19:00 – Sevmek Gibi İranlı usta Kiarostami’nin son filmi. Bu sene Cannes’ın yarışma bölümünde de yer alan filmde Kiarostami “bu kez Japonya’da, insanı şaşırtan, tuhaf bir ilişki üçgenini gözlemliyor“.
2 Ekim Salı
21:30 – Cennetteki Çöplük Fatih Akın’ın son filmi bir belgesel. Cannes’da gösterilen film, Akın’ın “memleketi” Trabzon’un Çamburnu ilçesine bir çöplük sahası inşa edilmesini anlatıyor. Ülkemizde sık karşılaşılan bu filmin hikayesi şöyle esasında. Fatih Akın bu projeye karşı olduğunu göstermek ve yöre halkına destek vermek için, “kamuya mal olmuş bir kişi” olarak Çevre Bakanı’na projeden duyulan rahatsızlığı dile getirir, sevgili bakanımız da “O işine baksın!” diye cevap verir. Fatih Akın da işine bakıp bu olayın “en Türk filmim” dediği şekilde belgeselini çeker… Gidip görmeli tabi.
5 Ekim Cuma
21:30 – Hayalimdeki Aşk hiçbir artısı olmasa bile ismiyle ilgi çekebilecek bir film. Tabi filmin yönetmenlerinin “Little Miss Sunshine” gibi bir referansı olduğu için zaten listeye girerdi, o ayrı. Tabi bir de işin içinde “sanat” olunca, yani ikinci romanına ilham versin diye yaratılan bir karakter olursa, sonra karakter kurmaca dünyadan gerçek dünyamıza geçerse, film ne kadar ilgi çekici olur? Gidip görelim.
6 Ekim Cumartesi
11:00 – Ai Weiwei (Asla Pişman Olma) sanat ve aktivizm arasındaki ilişkiyi “Art Review dergisinin En Güçlü 100 listesinin en tepesinde yer alan” üstelik her daim merak konusu Çin’den bir sanatçının mücadelesini incelemesi bakımından benim listeme girdi.
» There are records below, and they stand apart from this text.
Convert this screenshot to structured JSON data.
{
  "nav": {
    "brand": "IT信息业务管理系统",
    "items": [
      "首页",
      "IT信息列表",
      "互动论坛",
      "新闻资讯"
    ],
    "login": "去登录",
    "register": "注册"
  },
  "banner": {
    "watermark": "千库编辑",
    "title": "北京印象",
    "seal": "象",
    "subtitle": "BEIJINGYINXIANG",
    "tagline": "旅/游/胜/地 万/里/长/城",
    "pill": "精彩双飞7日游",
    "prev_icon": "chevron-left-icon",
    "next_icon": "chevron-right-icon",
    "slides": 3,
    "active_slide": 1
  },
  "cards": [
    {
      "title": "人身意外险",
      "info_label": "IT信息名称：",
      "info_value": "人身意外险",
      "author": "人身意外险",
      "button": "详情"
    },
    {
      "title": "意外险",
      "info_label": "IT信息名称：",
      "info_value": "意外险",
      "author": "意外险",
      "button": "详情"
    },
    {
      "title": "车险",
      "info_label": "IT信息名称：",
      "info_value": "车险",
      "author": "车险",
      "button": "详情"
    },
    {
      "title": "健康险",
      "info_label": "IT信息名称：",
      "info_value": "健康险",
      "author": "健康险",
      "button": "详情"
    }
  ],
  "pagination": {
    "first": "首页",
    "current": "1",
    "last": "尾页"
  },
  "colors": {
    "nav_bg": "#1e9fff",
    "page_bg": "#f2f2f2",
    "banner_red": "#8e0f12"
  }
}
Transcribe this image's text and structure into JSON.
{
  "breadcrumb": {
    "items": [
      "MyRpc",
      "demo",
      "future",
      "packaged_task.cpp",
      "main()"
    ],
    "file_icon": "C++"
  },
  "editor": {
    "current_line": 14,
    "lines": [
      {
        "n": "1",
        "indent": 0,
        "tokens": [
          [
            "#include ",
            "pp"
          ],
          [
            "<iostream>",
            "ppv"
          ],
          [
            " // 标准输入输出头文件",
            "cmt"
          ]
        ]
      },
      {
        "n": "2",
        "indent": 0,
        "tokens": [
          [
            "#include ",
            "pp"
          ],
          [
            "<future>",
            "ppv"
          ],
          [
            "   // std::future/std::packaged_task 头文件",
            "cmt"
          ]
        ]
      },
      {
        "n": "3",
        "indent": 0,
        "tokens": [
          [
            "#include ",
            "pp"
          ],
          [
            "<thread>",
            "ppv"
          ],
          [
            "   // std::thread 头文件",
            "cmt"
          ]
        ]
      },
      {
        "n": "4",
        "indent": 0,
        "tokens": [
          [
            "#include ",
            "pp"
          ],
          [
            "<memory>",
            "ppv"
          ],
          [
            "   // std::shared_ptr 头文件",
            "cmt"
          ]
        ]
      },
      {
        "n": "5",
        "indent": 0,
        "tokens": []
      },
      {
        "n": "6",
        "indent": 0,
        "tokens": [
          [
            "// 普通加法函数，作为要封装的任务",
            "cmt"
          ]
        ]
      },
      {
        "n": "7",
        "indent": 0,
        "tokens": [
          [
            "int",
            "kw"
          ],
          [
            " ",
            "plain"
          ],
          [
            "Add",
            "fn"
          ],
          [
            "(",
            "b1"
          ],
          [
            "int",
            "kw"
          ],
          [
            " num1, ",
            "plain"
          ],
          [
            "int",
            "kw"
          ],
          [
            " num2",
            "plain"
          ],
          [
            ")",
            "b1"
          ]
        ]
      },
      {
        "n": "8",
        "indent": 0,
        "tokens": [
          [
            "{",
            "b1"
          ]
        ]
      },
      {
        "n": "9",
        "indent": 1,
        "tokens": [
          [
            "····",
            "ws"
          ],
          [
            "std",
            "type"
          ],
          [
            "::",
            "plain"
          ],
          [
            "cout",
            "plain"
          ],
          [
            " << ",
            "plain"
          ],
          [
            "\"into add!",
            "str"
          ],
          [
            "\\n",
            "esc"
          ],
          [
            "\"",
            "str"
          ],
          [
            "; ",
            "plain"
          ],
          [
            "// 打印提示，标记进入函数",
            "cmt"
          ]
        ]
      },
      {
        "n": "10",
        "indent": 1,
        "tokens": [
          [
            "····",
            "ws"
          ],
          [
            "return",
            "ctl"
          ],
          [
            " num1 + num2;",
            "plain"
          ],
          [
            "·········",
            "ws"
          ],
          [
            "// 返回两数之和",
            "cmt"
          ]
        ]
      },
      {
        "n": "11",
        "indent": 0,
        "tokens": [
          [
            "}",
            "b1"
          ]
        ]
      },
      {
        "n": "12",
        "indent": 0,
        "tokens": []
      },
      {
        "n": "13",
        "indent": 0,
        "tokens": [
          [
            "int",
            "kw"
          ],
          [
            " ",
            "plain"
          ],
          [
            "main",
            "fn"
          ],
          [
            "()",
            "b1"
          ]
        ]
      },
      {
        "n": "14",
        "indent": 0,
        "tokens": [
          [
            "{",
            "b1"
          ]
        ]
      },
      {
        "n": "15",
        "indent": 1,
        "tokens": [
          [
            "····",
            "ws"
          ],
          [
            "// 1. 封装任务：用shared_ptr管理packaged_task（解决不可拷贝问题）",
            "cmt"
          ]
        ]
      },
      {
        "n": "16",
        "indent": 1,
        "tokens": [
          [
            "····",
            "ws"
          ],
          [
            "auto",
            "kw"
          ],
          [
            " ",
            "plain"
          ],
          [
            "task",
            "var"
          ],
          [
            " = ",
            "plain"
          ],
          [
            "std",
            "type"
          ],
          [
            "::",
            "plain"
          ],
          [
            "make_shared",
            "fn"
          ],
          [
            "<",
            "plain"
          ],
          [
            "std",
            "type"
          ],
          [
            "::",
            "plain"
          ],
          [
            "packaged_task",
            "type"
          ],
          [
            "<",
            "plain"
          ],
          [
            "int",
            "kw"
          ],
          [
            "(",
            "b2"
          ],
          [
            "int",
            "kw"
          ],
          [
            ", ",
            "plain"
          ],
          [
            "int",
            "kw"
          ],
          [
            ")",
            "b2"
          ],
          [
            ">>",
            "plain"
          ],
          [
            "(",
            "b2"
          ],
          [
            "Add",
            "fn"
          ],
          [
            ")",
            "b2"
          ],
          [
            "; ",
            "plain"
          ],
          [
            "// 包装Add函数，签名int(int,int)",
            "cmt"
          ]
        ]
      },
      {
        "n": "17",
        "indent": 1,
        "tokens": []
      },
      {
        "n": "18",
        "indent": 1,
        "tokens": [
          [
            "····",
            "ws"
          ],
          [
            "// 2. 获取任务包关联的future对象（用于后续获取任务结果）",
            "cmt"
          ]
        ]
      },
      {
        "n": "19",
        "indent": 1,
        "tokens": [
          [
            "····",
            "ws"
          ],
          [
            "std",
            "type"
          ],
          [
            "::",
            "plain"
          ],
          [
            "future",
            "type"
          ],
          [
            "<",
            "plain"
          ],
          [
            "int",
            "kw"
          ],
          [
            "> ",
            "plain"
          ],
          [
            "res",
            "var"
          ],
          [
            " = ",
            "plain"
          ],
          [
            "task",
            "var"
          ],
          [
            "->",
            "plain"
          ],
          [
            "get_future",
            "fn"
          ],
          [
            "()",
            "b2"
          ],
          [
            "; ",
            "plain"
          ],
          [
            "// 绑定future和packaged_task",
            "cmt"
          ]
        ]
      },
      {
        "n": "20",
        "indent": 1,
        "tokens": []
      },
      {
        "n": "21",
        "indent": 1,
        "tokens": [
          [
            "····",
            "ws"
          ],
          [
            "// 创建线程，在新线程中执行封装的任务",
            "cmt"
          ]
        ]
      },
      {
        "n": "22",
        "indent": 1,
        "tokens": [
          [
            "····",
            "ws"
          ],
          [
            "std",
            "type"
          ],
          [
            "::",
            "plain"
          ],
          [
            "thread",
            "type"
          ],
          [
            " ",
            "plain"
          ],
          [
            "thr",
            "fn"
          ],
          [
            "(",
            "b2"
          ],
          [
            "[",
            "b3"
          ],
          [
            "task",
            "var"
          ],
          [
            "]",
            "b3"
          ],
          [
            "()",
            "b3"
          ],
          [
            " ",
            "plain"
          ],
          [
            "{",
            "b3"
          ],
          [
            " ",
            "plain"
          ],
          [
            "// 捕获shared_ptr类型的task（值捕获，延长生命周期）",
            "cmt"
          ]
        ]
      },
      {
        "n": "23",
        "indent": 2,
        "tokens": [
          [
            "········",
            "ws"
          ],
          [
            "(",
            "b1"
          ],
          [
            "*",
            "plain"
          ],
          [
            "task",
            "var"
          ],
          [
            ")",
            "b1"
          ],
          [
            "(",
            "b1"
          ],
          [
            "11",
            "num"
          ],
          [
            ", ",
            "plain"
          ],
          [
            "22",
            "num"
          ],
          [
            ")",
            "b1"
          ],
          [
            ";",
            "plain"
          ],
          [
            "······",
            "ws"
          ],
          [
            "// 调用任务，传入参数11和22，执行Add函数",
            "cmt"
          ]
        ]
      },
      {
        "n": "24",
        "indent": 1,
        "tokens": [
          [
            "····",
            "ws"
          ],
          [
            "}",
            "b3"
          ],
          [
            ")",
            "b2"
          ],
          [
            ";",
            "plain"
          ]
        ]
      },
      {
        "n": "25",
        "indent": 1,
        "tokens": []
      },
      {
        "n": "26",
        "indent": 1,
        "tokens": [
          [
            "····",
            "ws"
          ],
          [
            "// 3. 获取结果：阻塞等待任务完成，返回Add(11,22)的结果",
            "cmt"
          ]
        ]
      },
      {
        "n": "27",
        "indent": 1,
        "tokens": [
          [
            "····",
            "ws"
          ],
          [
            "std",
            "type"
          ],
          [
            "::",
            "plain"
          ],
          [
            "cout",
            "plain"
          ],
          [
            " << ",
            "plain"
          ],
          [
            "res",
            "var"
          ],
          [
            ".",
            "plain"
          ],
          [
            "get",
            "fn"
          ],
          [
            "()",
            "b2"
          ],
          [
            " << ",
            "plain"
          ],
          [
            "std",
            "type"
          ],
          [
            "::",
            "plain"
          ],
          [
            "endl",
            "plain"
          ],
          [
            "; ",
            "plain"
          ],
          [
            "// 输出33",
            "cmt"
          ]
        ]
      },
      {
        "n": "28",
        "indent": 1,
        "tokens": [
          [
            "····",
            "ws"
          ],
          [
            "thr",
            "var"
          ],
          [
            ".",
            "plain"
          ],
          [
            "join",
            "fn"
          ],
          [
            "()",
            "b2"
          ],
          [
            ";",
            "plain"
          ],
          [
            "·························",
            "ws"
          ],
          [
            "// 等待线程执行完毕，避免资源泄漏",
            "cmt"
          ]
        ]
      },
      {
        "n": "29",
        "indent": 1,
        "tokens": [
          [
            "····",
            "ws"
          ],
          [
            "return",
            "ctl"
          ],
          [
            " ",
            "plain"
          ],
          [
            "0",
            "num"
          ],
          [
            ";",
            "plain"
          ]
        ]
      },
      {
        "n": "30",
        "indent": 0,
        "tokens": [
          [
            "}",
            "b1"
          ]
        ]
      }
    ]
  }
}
Bir diğer etken de film açıklamasındaki “sosyal medya” vurgusu… Dönemimiz açısından sanat ve siyaset anlamında ilham kaynağı olabilir.
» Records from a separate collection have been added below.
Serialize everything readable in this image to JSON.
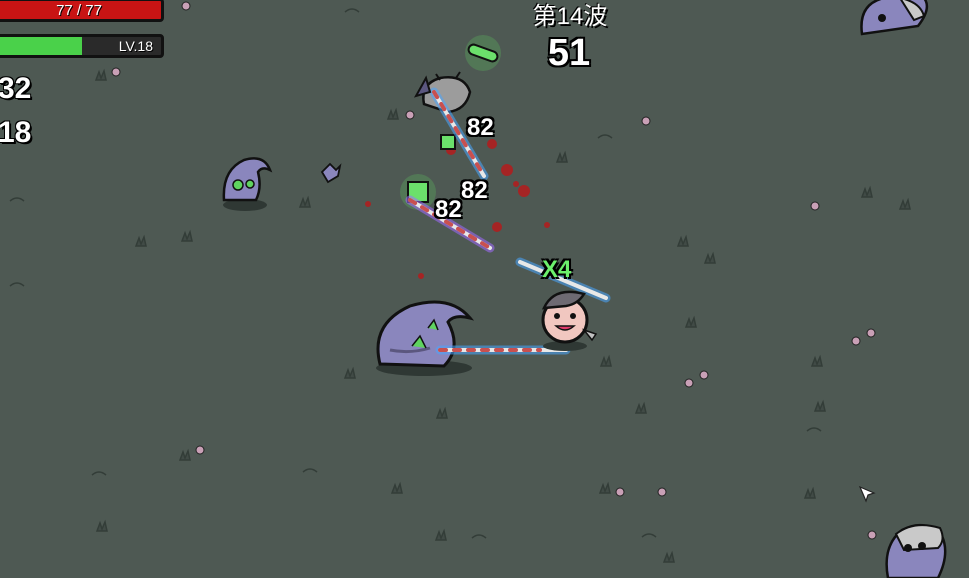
{
  "hud": {
    "hp": {
      "text": "77 / 77",
      "current": 77,
      "max": 77
    },
    "xp": {
      "level_text": "LV.18",
      "fill_fraction": 0.52
    },
    "materials": "32",
    "bag": "18"
  },
  "wave": {
    "title": "第14波",
    "timer": "51"
  },
  "damage_numbers": [
    "82",
    "82",
    "82"
  ],
  "combo": "X4",
  "colors": {
    "ground": "#4e5953",
    "enemy": "#8a86bd",
    "enemy_glow": "#5fd35f",
    "hp": "#c81414",
    "xp": "#4ad14a",
    "spear_glow": "#4aa6ff"
  }
}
19:00 – İtaat “Bir polis memuru size bir şey yapmanızı söylediğinde yaparsınız değil mi? Peki yetkililere itaatin sınırları nereye kadar gider?” diye soruyor. Yine çok ilgi çekici bir film olmamasına rağmen İtaat, daha iyisi otoriteye boyun eğme meselesini ele alması ve Sundance’ta gösterim şansı yakalaması filmi izlenesi kılıyor.
7 Ekim Pazar
13:30 – Çocuklar bir Bosna filmi. TRT ve Semih Kaplanoğlu filme destek vermiş. Filmekimi, Çocuklar’ı “Gündelik yaşam savaş gibi ve savaş hiç durmadı.” diyerek selamlıyor. Savaşın ardından yaralarını sarmaya çalışan bir ülkede daha iyi bir yaşamın peşinden koşan karakterler bize her zaman önemli şeyler söyleyebilir, diye düşünerek listeme aldım.
19:00 – Süperstar festivalin benim için son filmi. Süperstar yine o kadar “yıldızın” arasında pek dikkat çekmeyen bir film. Ancak sıradan bir adamın bir anda ünlü olması, özellikle günümüzde sosyal medya fenomenlerini düşününce, bu film de izlenmesi gerekenler listesine ekleniyor. Bakalım neler olacak?